Online now Myer’s biggest store
An expanding range of products available online and a revamped website with faster search, better filtering and improved mobile capabilities helped Myer to lift its online sales by 25.6 per cent in the year ended June 30, 2019.
The retailer’s online sales, which include Marcs and David Lawrence, Sass & Bide and Myer Market, but exclude sales made via in-store iPads, totalled $262.3 million in FY19, and now represent 9.8 per cent of total sales.
Improving the online experience is a key component of the customer-first turnaround plan that Myer CEO and managing director John King introduced last September, and the retailer reported on the progress it has made so far.
Most of the focus has been on expanding the range of products available online, and improving the user experience on the website.
“We’re continuing to close the gap between in-store and online,” King told analysts and investors in an earnings call.
“We’re [working on] matching the [in-store] range by the end of the year, and then expanding the offer with products that are online-only,” he said.
At the same time, the department store is starting to see results from a new e-commerce site launched in September 2018, which offers an improved mobile experience, as well as faster search and better filtering.
“The NPS [net promoter score] of cusotmers who browse the site has increased nearly three times’ over,” King said in reference to the new site.
More work on the digital side is slated for FY20, with an announcement around the retailer’s loyalty program, Myer One, expected at the end of first half.
Myer reported a 3.5 per cent drop in total sales in FY19 to $2.99 billion, and a 2.9 per cent drop in comparable store sales year on year.
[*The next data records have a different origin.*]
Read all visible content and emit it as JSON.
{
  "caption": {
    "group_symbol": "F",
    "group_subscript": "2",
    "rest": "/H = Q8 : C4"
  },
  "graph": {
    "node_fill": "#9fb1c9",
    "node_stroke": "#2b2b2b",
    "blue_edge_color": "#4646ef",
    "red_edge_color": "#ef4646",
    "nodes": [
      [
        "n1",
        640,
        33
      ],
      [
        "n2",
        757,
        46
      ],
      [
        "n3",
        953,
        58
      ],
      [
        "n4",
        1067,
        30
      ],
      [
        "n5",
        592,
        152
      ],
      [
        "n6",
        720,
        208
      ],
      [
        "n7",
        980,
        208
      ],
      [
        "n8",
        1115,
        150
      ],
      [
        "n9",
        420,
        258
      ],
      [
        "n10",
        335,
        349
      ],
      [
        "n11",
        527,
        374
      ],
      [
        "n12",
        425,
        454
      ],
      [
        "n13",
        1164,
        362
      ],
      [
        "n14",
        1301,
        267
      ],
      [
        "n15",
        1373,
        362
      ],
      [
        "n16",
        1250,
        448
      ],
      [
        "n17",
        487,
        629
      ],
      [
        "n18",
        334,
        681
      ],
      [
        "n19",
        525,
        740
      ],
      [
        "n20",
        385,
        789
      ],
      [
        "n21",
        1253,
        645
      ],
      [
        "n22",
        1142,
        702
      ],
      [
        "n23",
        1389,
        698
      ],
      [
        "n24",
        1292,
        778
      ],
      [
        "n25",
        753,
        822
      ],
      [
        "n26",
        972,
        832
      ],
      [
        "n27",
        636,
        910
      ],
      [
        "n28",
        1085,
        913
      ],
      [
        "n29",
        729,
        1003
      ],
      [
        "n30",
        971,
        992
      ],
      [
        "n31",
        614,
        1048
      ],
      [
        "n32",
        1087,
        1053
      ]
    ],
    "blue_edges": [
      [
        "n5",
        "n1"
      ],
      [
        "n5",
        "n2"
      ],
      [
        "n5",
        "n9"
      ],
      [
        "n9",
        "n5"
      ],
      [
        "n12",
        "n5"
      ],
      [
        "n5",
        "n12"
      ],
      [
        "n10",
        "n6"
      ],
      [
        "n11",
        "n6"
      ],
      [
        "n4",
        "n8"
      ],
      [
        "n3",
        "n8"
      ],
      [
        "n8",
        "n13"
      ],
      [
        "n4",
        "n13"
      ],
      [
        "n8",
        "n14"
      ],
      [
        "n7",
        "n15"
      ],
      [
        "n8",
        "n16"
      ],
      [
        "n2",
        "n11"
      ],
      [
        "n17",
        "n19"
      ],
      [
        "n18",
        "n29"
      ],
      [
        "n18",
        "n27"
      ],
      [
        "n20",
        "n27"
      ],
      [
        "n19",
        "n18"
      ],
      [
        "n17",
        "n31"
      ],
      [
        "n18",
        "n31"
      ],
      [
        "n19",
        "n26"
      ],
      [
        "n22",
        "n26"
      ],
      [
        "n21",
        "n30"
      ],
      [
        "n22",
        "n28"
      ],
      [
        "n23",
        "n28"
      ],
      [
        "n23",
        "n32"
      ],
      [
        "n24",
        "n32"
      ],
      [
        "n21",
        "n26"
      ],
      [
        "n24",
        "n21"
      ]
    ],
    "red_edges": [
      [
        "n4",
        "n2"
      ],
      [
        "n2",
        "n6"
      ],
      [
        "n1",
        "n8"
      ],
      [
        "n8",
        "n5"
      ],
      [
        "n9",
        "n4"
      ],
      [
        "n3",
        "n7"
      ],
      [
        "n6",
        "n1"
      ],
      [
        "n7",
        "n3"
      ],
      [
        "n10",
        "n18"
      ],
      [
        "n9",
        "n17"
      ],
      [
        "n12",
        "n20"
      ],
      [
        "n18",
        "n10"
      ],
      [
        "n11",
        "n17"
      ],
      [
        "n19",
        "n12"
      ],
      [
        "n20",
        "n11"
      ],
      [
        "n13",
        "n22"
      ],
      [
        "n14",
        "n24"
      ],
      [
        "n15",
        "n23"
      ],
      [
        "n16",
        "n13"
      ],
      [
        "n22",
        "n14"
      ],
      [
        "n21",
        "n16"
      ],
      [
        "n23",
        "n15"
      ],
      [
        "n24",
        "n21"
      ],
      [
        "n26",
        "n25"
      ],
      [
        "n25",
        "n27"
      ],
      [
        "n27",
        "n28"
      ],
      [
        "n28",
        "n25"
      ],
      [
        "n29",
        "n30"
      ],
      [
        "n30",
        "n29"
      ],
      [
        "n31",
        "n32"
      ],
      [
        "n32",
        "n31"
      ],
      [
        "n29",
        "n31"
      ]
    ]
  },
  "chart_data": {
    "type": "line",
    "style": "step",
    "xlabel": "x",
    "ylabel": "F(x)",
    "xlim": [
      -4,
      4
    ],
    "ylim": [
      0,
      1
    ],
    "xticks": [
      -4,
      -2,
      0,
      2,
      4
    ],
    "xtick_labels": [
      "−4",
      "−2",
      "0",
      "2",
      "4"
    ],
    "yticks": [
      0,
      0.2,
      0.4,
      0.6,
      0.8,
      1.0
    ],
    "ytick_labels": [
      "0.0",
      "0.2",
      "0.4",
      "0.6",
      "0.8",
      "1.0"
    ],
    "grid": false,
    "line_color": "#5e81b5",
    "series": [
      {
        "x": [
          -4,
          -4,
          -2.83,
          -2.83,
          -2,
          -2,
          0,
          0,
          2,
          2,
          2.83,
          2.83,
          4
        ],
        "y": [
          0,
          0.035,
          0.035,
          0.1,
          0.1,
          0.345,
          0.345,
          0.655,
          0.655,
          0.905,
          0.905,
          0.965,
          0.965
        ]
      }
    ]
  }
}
Excluding sales in Apple products, which Myer exited in May, comparable store sales were down 1.3 per cent.
Both total sales and comparable store sales fell at roughly the same rate as they did in FY18.
Myer saw an improvement in operating gross profit margin of 65 basis points to 38.85 per cent, thanks to its increased focus on profitable sales, including a shift in the sales mix away from concessions and towards Myer exclusive brands. Operating gross profit was $1.2 billion, down 1.9 per cent year on year.
Myer posted a 7.2 per cent improvement in earnings before interest, tax, depreciation and amortisation to $160.1 million, excluding implementation costs and individually significant items related to redundancies and lease provisions. Its net profit after tax was up 2.2 per cent year on year to $33.2 million.
King made it clear the department store is sticking to the customer-first plan he laid out last September.
“We will continue to focus on the customer, we’ll continue to deliver against this plan in the best interest of our customers and shareholders,” King said.
“The plan we started is a plan we’re delivering against today, and will be the plan we’ll be delivering against in the coming months.”
King also announced the appointment of Tony Carr as the company’s new executive general manager of supply chain. Carr was previously head of logistics at ASOS.